We’re a very disciplined team… sometimes you get rewards from that

Longmire’s frustration after the game was barely disguised, and Fairfax Media reports he will meet with AFL umpires boss Peter Schwab ahead of Sydney’s game with Collingwood on Friday.

Hawthorn coach Alastair Clarkson also queried the umpiring during their semi-final loss to the Bulldogs.

Beveridge yesterday moved to shut down the latest talk of free kick favouritism, saying it was naive to simply point to raw numbers.

“We’re a very disciplined team, we pride ourselves in it (and) sometimes you get rewards from that,” he said.

“I’d just like people … (to) actually look at vision and try and pull out the ones that we shouldn’t be getting, and have a look out for the ones that maybe we should get that we don’t get as well, just like other teams.

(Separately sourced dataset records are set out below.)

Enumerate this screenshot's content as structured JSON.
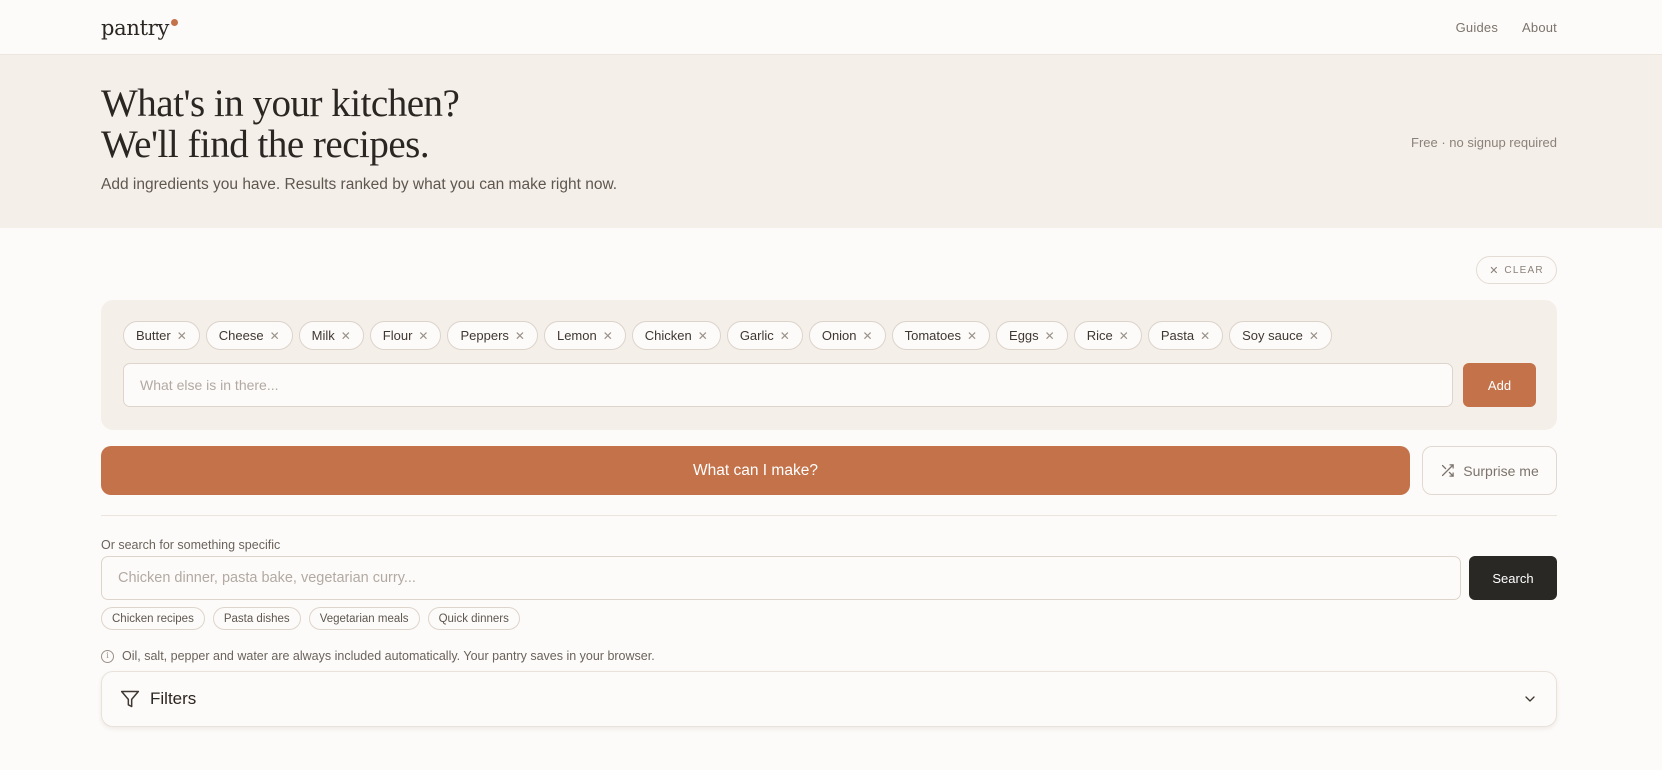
{
  "nav": {
    "logo": "pantry",
    "links": [
      "Guides",
      "About"
    ]
  },
  "hero": {
    "title_line1": "What's in your kitchen?",
    "title_line2": "We'll find the recipes.",
    "subtitle": "Add ingredients you have. Results ranked by what you can make right now.",
    "side_note": "Free · no signup required"
  },
  "clear": {
    "label": "CLEAR"
  },
  "ingredients": {
    "chips": [
      "Butter",
      "Cheese",
      "Milk",
      "Flour",
      "Peppers",
      "Lemon",
      "Chicken",
      "Garlic",
      "Onion",
      "Tomatoes",
      "Eggs",
      "Rice",
      "Pasta",
      "Soy sauce"
    ],
    "input_placeholder": "What else is in there...",
    "add_label": "Add"
  },
  "actions": {
    "make_label": "What can I make?",
    "surprise_label": "Surprise me"
  },
  "search": {
    "label": "Or search for something specific",
    "placeholder": "Chicken dinner, pasta bake, vegetarian curry...",
    "button_label": "Search",
    "suggestions": [
      "Chicken recipes",
      "Pasta dishes",
      "Vegetarian meals",
      "Quick dinners"
    ]
  },
  "note": "Oil, salt, pepper and water are always included automatically. Your pantry saves in your browser.",
  "filters": {
    "label": "Filters"
  },
  "colors": {
    "accent": "#c4724a",
    "dark": "#2a2824",
    "hero_bg": "#f5efe9",
    "page_bg": "#fdfbf9"
  }
}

“If you base your analysis purely on quantities, you’re missing the mark by a long way.”

The Bulldogs’ intensity at the contests and smooth ball movement has been a key feature of Beveridge’s game-plan and is likely to have had an impact on their favourable free kick counts.

The Swans nonetheless sought an explanation about the standard of umpiring in last year’s grand final.

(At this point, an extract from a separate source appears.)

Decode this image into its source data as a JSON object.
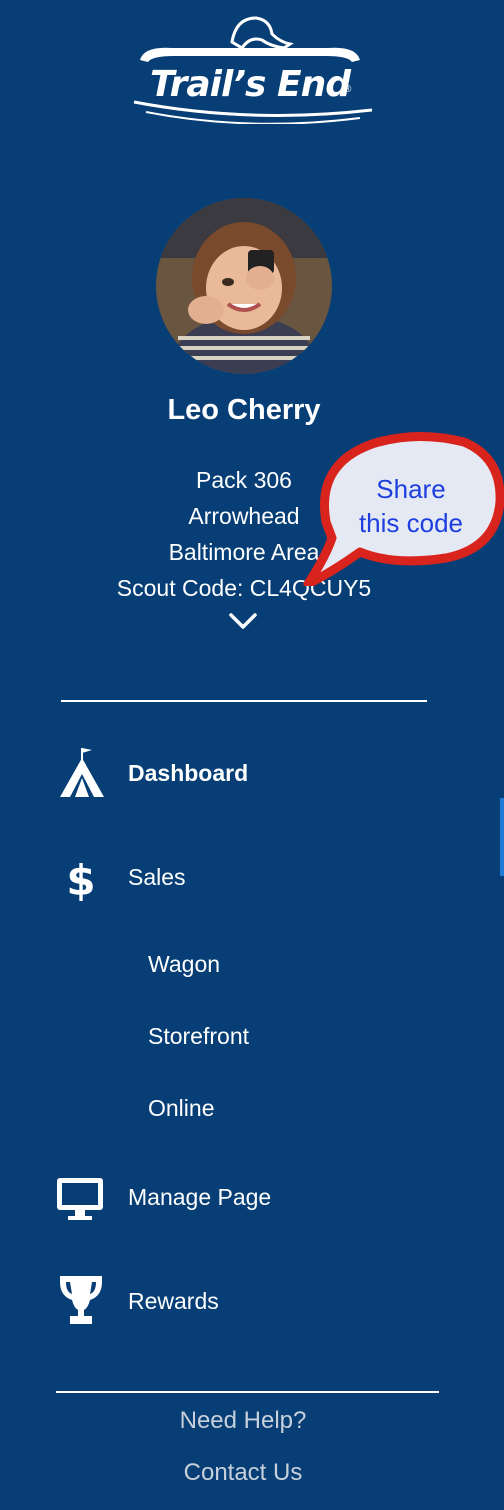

An AFL review of the game confirmed several calls were incorrect and the overall umpiring performance was not up to standard.

“We had a chat (with the AFL) … really, just to see what they thought about the umpiring,” Longmire said at the time.

“I think in a general sense, putting the grand final to one side, we need to put resources into the umpiring.

“I understand there’s probably not an absolute full-time role there but to be able to spend more time working on your craft is really important.”